Nach dem Platzen der Blase waren die wichtigsten Finanzinstitute pleite. Um einen Run auf die Banken zu verhindern – und wahrscheinlich auf mehr oder weniger sanften Druck aus Berlin –, gab die irische Regierung ein verhängnisvolles Versprechen ab: Der Staat werde für alle Verpflichtungen der Banken aufkommen. Das Resultat war verheerend. Die Staatsschulden, zuvor unter 30 Prozent des Bruttoinlandprodukts, schnellten auf über 100 Prozent. Das Land hängt seither am Tropf des europäischen Hilfsfonds ESM. Jeder irische Steuerzahler muss heute mit einer fünfstelligen Eurosumme dafür geradestehen.

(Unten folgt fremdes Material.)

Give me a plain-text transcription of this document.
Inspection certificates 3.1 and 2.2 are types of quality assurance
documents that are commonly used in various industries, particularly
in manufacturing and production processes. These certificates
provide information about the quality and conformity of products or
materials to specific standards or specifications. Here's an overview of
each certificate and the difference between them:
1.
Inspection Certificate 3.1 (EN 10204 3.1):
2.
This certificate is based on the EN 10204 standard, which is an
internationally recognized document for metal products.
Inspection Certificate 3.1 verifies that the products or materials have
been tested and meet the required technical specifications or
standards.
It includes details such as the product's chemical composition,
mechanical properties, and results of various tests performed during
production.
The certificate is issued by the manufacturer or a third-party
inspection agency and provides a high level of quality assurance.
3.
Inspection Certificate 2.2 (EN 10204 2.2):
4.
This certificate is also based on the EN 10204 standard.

Die Iren werden noch lange leiden
Der Weg in die Krise weist einige Gemeinsamkeiten auf, der Weg aus der Krise ist völlig verschieden. Die Isländer schickten die neoliberale Regierung in die Wüste und die Männer zurück auf die Fischerboote. Die Banken liessen sie unter Protestgeheul – vor allem aus Grossbritannien und Holland – pleitegehen. Wenig später lehnten es die Stimmbürger in einer Volksabstimmung ab, für die Auslandsschulden der Banken aufzukommen. Das macht Island bis heute zu einem Paria auf den Finanzmärkten. Doch in der realen Wirtschaft sieht es sehr viel besser aus. Nach dem Kollaps von 2008 brach das BIP um zehn Prozent ein, die Arbeitslosigkeit stieg auf über neun Prozent. Inzwischen ist sie wieder unter sechs Prozent gesunken, tiefer als in Deutschland. Das BIP wächst wieder, vor allem dank dem Fischfang.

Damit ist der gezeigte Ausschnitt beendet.